Classification Metrics

Metric	Formula	What It Measures	HCM Interpretation
Precision	TP / (TP + FP)	Of all predicted positives, how many are actually positive?	"Of employees we flagged as flight risks, how many actually left?" High precision = fewer false alarms.
Recall	TP / (TP + FN)	Of all actual positives, how many did we catch?	"Of all employees who left, how many did we identify beforehand?" High recall = fewer missed departures.
F1-Score	2 × (P × R) / (P + R)	Harmonic mean of precision and recall — balances both.	The target metric for Lab 3. Balances "don't cry wolf" (precision) with "don't miss anyone" (recall).
Accuracy	(TP + TN) / Total	Overall correct predictions.	Can be misleading with imbalanced classes — if 75% stay, predicting "stay" always gives 75% accuracy.

Feature Importance — What Drives Predictions?
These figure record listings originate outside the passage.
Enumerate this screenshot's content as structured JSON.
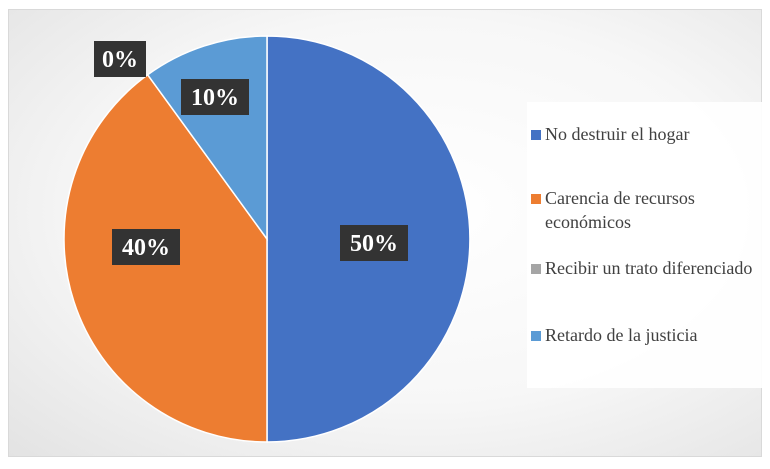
{
  "chart_data": {
    "type": "pie",
    "title": "",
    "categories": [
      "No destruir el hogar",
      "Carencia de recursos económicos",
      "Recibir un trato diferenciado",
      "Retardo de la justicia"
    ],
    "values": [
      50,
      40,
      0,
      10
    ],
    "data_labels": [
      "50%",
      "40%",
      "0%",
      "10%"
    ],
    "colors": [
      "#4472c4",
      "#ed7d31",
      "#a5a5a5",
      "#5b9bd5"
    ],
    "legend_position": "right",
    "start_angle_deg": 0,
    "direction": "clockwise"
  }
}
The XGBoost report ranks features by how often they're used in tree splits. In the lab dataset (34 features after encoding), the top predictors typically include:

💰

capital_gain (f4)

Strong income signal — investment income correlates heavily with earning >$50K

👨‍👩‍👧

marital_status (f7)

Married-civ-spouse is a top predictor — household economics affect income bracket

🎓

education_num (f2)

Years of education directly correlates with earning potential

⏰

hours_per_week (f6)

Working hours signal full-time vs part-time employment patterns

💡

AnyCompany parallel: For an attrition model, you'd expect top features to be months_since_promotion, engagement_score, manager_changes_2yr, and salary_percentile. If exit_interview_scheduled ranks #1, that's target leakage — the feature only exists because the person already decided to leave (covered in Lab 1).
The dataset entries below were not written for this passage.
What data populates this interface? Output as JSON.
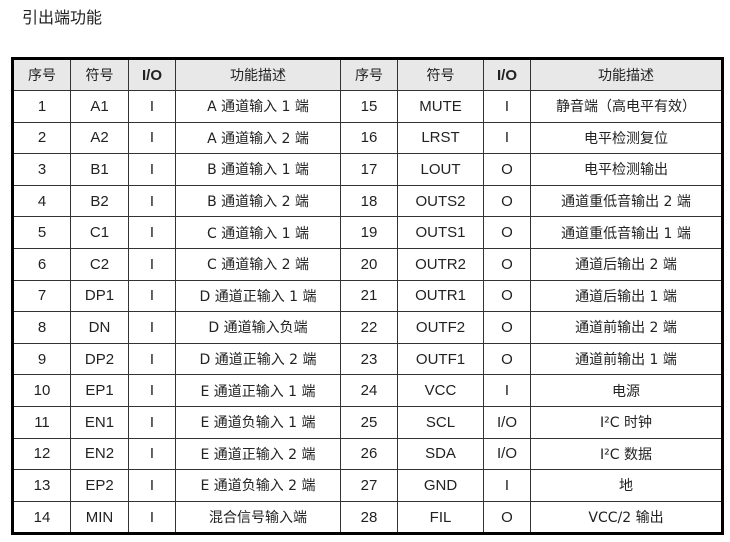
{
  "title": "引出端功能",
  "headers": [
    "序号",
    "符号",
    "I/O",
    "功能描述",
    "序号",
    "符号",
    "I/O",
    "功能描述"
  ],
  "header_bg": "#e8e8e8",
  "rows": [
    [
      [
        "1",
        "A1",
        "I",
        "A 通道输入 1 端"
      ],
      [
        "15",
        "MUTE",
        "I",
        "静音端（高电平有效）"
      ]
    ],
    [
      [
        "2",
        "A2",
        "I",
        "A 通道输入 2 端"
      ],
      [
        "16",
        "LRST",
        "I",
        "电平检测复位"
      ]
    ],
    [
      [
        "3",
        "B1",
        "I",
        "B 通道输入 1 端"
      ],
      [
        "17",
        "LOUT",
        "O",
        "电平检测输出"
      ]
    ],
    [
      [
        "4",
        "B2",
        "I",
        "B 通道输入 2 端"
      ],
      [
        "18",
        "OUTS2",
        "O",
        "通道重低音输出 2 端"
      ]
    ],
    [
      [
        "5",
        "C1",
        "I",
        "C 通道输入 1 端"
      ],
      [
        "19",
        "OUTS1",
        "O",
        "通道重低音输出 1 端"
      ]
    ],
    [
      [
        "6",
        "C2",
        "I",
        "C 通道输入 2 端"
      ],
      [
        "20",
        "OUTR2",
        "O",
        "通道后输出 2 端"
      ]
    ],
    [
      [
        "7",
        "DP1",
        "I",
        "D 通道正输入 1 端"
      ],
      [
        "21",
        "OUTR1",
        "O",
        "通道后输出 1 端"
      ]
    ],
    [
      [
        "8",
        "DN",
        "I",
        "D 通道输入负端"
      ],
      [
        "22",
        "OUTF2",
        "O",
        "通道前输出 2 端"
      ]
    ],
    [
      [
        "9",
        "DP2",
        "I",
        "D 通道正输入 2 端"
      ],
      [
        "23",
        "OUTF1",
        "O",
        "通道前输出 1 端"
      ]
    ],
    [
      [
        "10",
        "EP1",
        "I",
        "E 通道正输入 1 端"
      ],
      [
        "24",
        "VCC",
        "I",
        "电源"
      ]
    ],
    [
      [
        "11",
        "EN1",
        "I",
        "E 通道负输入 1 端"
      ],
      [
        "25",
        "SCL",
        "I/O",
        "I²C 时钟"
      ]
    ],
    [
      [
        "12",
        "EN2",
        "I",
        "E 通道正输入 2 端"
      ],
      [
        "26",
        "SDA",
        "I/O",
        "I²C 数据"
      ]
    ],
    [
      [
        "13",
        "EP2",
        "I",
        "E 通道负输入 2 端"
      ],
      [
        "27",
        "GND",
        "I",
        "地"
      ]
    ],
    [
      [
        "14",
        "MIN",
        "I",
        "混合信号输入端"
      ],
      [
        "28",
        "FIL",
        "O",
        "VCC/2 输出"
      ]
    ]
  ]
}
🏢 HCM Mapping — AnyCompany Attrition Model

Every step in Lab 3 maps directly to training an employee attrition prediction model at AnyCompany. Here's how you'd apply the same pattern to predict which employees are likely to leave within the next 12 months.
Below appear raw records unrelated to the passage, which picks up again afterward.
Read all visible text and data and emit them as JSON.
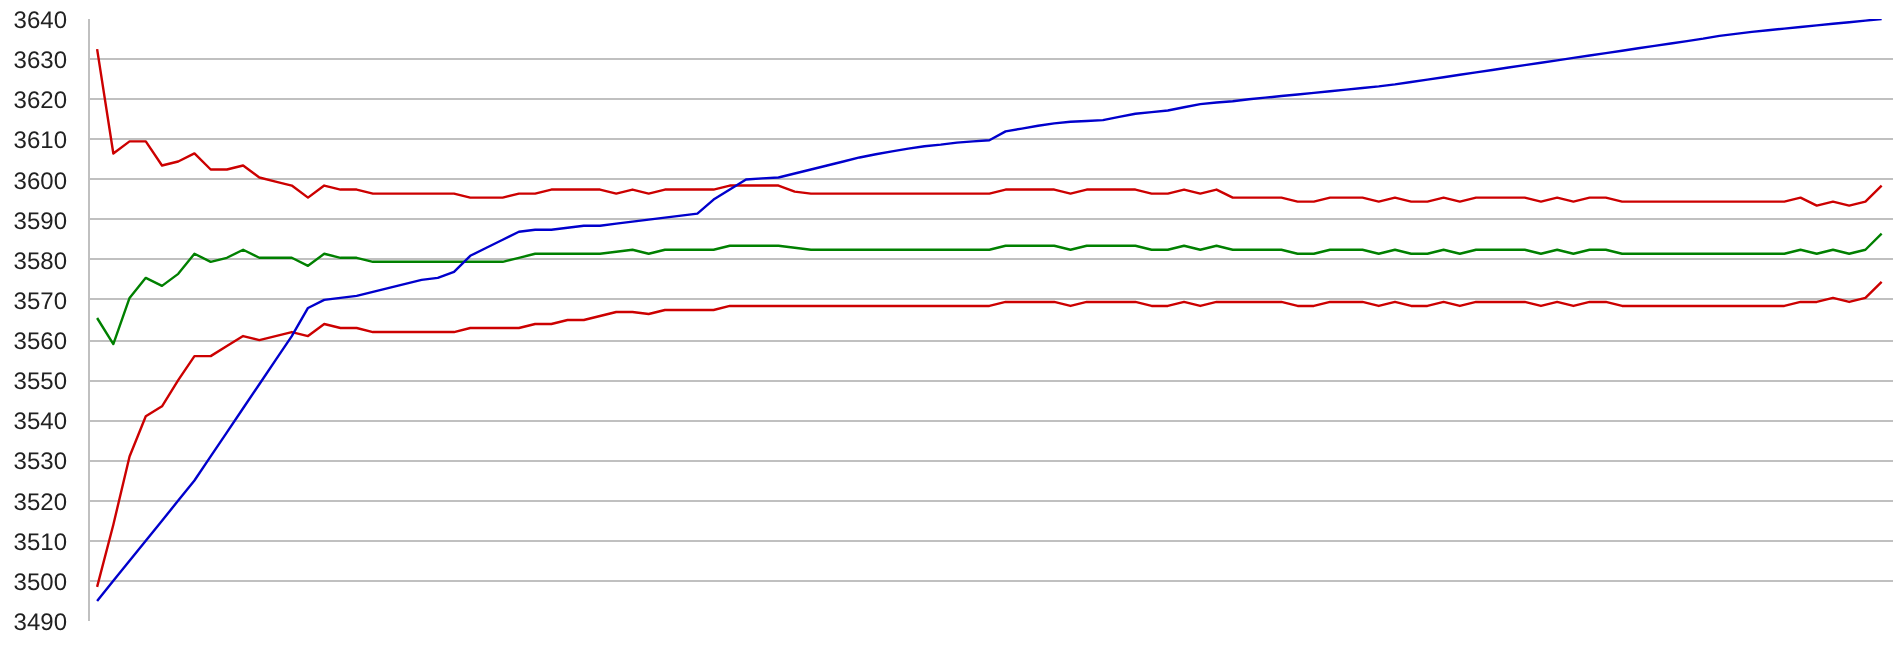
{
  "chart_data": {
    "type": "line",
    "tick_labels": "y",
    "grid": "y",
    "ylim": [
      3490,
      3640
    ],
    "yticks": [
      3490,
      3500,
      3510,
      3520,
      3530,
      3540,
      3550,
      3560,
      3570,
      3580,
      3590,
      3600,
      3610,
      3620,
      3630,
      3640
    ],
    "categories": [
      null,
      null,
      null,
      null,
      null,
      null,
      null,
      null,
      null,
      null,
      null,
      null,
      null,
      null,
      null,
      null,
      null,
      null,
      null,
      null,
      null,
      null,
      null,
      null,
      null,
      null,
      null,
      null,
      null,
      null,
      null,
      null,
      null,
      null,
      null,
      null,
      null,
      null,
      null,
      null,
      null,
      null,
      null,
      null,
      null,
      null,
      null,
      null,
      null,
      null,
      null,
      null,
      null,
      null,
      null,
      null,
      null,
      null,
      null,
      null,
      null,
      null,
      null,
      null,
      null,
      null,
      null,
      null,
      null,
      null,
      null,
      null,
      null,
      null,
      null,
      null,
      null,
      null,
      null,
      null,
      null,
      null,
      null,
      null,
      null,
      null,
      null,
      null,
      null,
      null,
      null,
      null,
      null,
      null,
      null,
      null,
      null,
      null,
      null,
      null,
      null,
      null,
      null,
      null,
      null,
      null,
      null,
      null,
      null,
      null,
      null
    ],
    "series": [
      {
        "color": "#cc0000",
        "values": [
          3632.5,
          3606.5,
          3609.5,
          3609.5,
          3603.5,
          3604.5,
          3606.5,
          3602.5,
          3602.5,
          3603.5,
          3600.5,
          3599.5,
          3598.5,
          3595.5,
          3598.5,
          3597.5,
          3597.5,
          3596.5,
          3596.5,
          3596.5,
          3596.5,
          3596.5,
          3596.5,
          3595.5,
          3595.5,
          3595.5,
          3596.5,
          3596.5,
          3597.5,
          3597.5,
          3597.5,
          3597.5,
          3596.5,
          3597.5,
          3596.5,
          3597.5,
          3597.5,
          3597.5,
          3597.5,
          3598.5,
          3598.5,
          3598.5,
          3598.5,
          3597,
          3596.5,
          3596.5,
          3596.5,
          3596.5,
          3596.5,
          3596.5,
          3596.5,
          3596.5,
          3596.5,
          3596.5,
          3596.5,
          3596.5,
          3597.5,
          3597.5,
          3597.5,
          3597.5,
          3596.5,
          3597.5,
          3597.5,
          3597.5,
          3597.5,
          3596.5,
          3596.5,
          3597.5,
          3596.5,
          3597.5,
          3595.5,
          3595.5,
          3595.5,
          3595.5,
          3594.5,
          3594.5,
          3595.5,
          3595.5,
          3595.5,
          3594.5,
          3595.5,
          3594.5,
          3594.5,
          3595.5,
          3594.5,
          3595.5,
          3595.5,
          3595.5,
          3595.5,
          3594.5,
          3595.5,
          3594.5,
          3595.5,
          3595.5,
          3594.5,
          3594.5,
          3594.5,
          3594.5,
          3594.5,
          3594.5,
          3594.5,
          3594.5,
          3594.5,
          3594.5,
          3594.5,
          3595.5,
          3593.5,
          3594.5,
          3593.5,
          3594.5,
          3598.5
        ]
      },
      {
        "color": "#008000",
        "values": [
          3565.5,
          3559,
          3570.5,
          3575.5,
          3573.5,
          3576.5,
          3581.5,
          3579.5,
          3580.5,
          3582.5,
          3580.5,
          3580.5,
          3580.5,
          3578.5,
          3581.5,
          3580.5,
          3580.5,
          3579.5,
          3579.5,
          3579.5,
          3579.5,
          3579.5,
          3579.5,
          3579.5,
          3579.5,
          3579.5,
          3580.5,
          3581.5,
          3581.5,
          3581.5,
          3581.5,
          3581.5,
          3582,
          3582.5,
          3581.5,
          3582.5,
          3582.5,
          3582.5,
          3582.5,
          3583.5,
          3583.5,
          3583.5,
          3583.5,
          3583,
          3582.5,
          3582.5,
          3582.5,
          3582.5,
          3582.5,
          3582.5,
          3582.5,
          3582.5,
          3582.5,
          3582.5,
          3582.5,
          3582.5,
          3583.5,
          3583.5,
          3583.5,
          3583.5,
          3582.5,
          3583.5,
          3583.5,
          3583.5,
          3583.5,
          3582.5,
          3582.5,
          3583.5,
          3582.5,
          3583.5,
          3582.5,
          3582.5,
          3582.5,
          3582.5,
          3581.5,
          3581.5,
          3582.5,
          3582.5,
          3582.5,
          3581.5,
          3582.5,
          3581.5,
          3581.5,
          3582.5,
          3581.5,
          3582.5,
          3582.5,
          3582.5,
          3582.5,
          3581.5,
          3582.5,
          3581.5,
          3582.5,
          3582.5,
          3581.5,
          3581.5,
          3581.5,
          3581.5,
          3581.5,
          3581.5,
          3581.5,
          3581.5,
          3581.5,
          3581.5,
          3581.5,
          3582.5,
          3581.5,
          3582.5,
          3581.5,
          3582.5,
          3586.5
        ]
      },
      {
        "color": "#cc0000",
        "values": [
          3498.5,
          3514,
          3531,
          3541,
          3543.5,
          3550,
          3556,
          3556,
          3558.5,
          3561,
          3560,
          3561,
          3562,
          3561,
          3564,
          3563,
          3563,
          3562,
          3562,
          3562,
          3562,
          3562,
          3562,
          3563,
          3563,
          3563,
          3563,
          3564,
          3564,
          3565,
          3565,
          3566,
          3567,
          3567,
          3566.5,
          3567.5,
          3567.5,
          3567.5,
          3567.5,
          3568.5,
          3568.5,
          3568.5,
          3568.5,
          3568.5,
          3568.5,
          3568.5,
          3568.5,
          3568.5,
          3568.5,
          3568.5,
          3568.5,
          3568.5,
          3568.5,
          3568.5,
          3568.5,
          3568.5,
          3569.5,
          3569.5,
          3569.5,
          3569.5,
          3568.5,
          3569.5,
          3569.5,
          3569.5,
          3569.5,
          3568.5,
          3568.5,
          3569.5,
          3568.5,
          3569.5,
          3569.5,
          3569.5,
          3569.5,
          3569.5,
          3568.5,
          3568.5,
          3569.5,
          3569.5,
          3569.5,
          3568.5,
          3569.5,
          3568.5,
          3568.5,
          3569.5,
          3568.5,
          3569.5,
          3569.5,
          3569.5,
          3569.5,
          3568.5,
          3569.5,
          3568.5,
          3569.5,
          3569.5,
          3568.5,
          3568.5,
          3568.5,
          3568.5,
          3568.5,
          3568.5,
          3568.5,
          3568.5,
          3568.5,
          3568.5,
          3568.5,
          3569.5,
          3569.5,
          3570.5,
          3569.5,
          3570.5,
          3574.5
        ]
      },
      {
        "color": "#0000cc",
        "values": [
          3495,
          3500,
          3505,
          3510,
          3515,
          3520,
          3525,
          3531,
          3537,
          3543,
          3549,
          3555,
          3561,
          3568,
          3570,
          3570.5,
          3571,
          3572,
          3573,
          3574,
          3575,
          3575.5,
          3577,
          3581,
          3583,
          3585,
          3587,
          3587.5,
          3587.5,
          3588,
          3588.5,
          3588.5,
          3589,
          3589.5,
          3590,
          3590.5,
          3591,
          3591.5,
          3595,
          3597.5,
          3600,
          3600.3,
          3600.5,
          3601.5,
          3602.5,
          3603.5,
          3604.5,
          3605.5,
          3606.3,
          3607,
          3607.7,
          3608.3,
          3608.7,
          3609.2,
          3609.5,
          3609.8,
          3612,
          3612.7,
          3613.4,
          3614,
          3614.4,
          3614.6,
          3614.8,
          3615.6,
          3616.4,
          3616.8,
          3617.2,
          3618,
          3618.8,
          3619.2,
          3619.5,
          3620,
          3620.4,
          3620.8,
          3621.2,
          3621.6,
          3622,
          3622.4,
          3622.8,
          3623.2,
          3623.7,
          3624.3,
          3624.9,
          3625.5,
          3626.1,
          3626.7,
          3627.3,
          3627.9,
          3628.5,
          3629.1,
          3629.7,
          3630.3,
          3630.9,
          3631.5,
          3632.1,
          3632.7,
          3633.3,
          3633.9,
          3634.5,
          3635.1,
          3635.8,
          3636.3,
          3636.8,
          3637.2,
          3637.6,
          3638,
          3638.4,
          3638.8,
          3639.2,
          3639.6,
          3640
        ]
      }
    ]
  }
}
Lab 3 → AnyCompany Translation

Lab 3 (Census Income)	AnyCompany (Attrition)	Key Difference
Target: `income` (≤$50K = 1)	Target: `left_company` (left = 1)	Same binary classification pattern
34 features (age, education, occupation...)	19 features (tenure, engagement, salary...)	AnyCompany has fewer but more domain-specific features
~22K training rows	~1.4K training rows (from 2000 synthetic)	Real AnyCompany would have 100K+ from HRIS
70/10/20 split (train/val/test)	Same split ratios	Time-based split preferred for attrition (train on past, test on recent)
XGBoost `binary:logistic`	XGBoost `binary:logistic`	Same algorithm — XGBoost excels on tabular HR data
F1-Score as target metric	Recall prioritized (don't miss leavers)	Missing a flight risk is costlier than a false alarm at AnyCompany
ml.m5.xlarge (single instance)	ml.m5.xlarge sufficient for <1M rows	Scale to ml.m5.4xlarge for full AnyCompany dataset

AnyCompany Training Configuration

Estimator Config — Attrition Model

AlgorithmXGBoost 1.5-1

Objectivebinary:logistic

Target Columnleft_company (column 0)

Key Featuresengagement_score, months_since_promotion, salary_percentile

Dropped (Leakage)exit_interview_scheduled, resignation_notice_days

Dropped (Useless)badge_color, employee_id

Instanceml.m5.xlarge (4 vCPU, 16 GB)

HyperparametersSame as Lab 3 — tuned in Lab 4

Expected Feature Importance (AnyCompany)

📈

engagement_score

Strongest predictor. Low engagement (1–3) correlates with 4× higher attrition. Equivalent to capital_gain in the lab.

⏳

months_since_promotion

Employees stuck >24 months without promotion show elevated flight risk. Time-based feature with clear business logic.

💵

salary_percentile

Below-market compensation (percentile <30) drives departures. Especially impactful for IC3–IC5 levels.

👥

manager_changes_2yr

Frequent manager changes (≥3 in 2 years) signal organizational instability. Moderate predictor with clear intervention path.

🚀

Production consideration: At AnyCompany scale (millions of employees across clients), you'd add a time-based train/test split — train on data from months 1–18, validate on months 19–21, test on months 22–24. This prevents future information from leaking into training and gives a realistic estimate of how the model performs on truly unseen future data.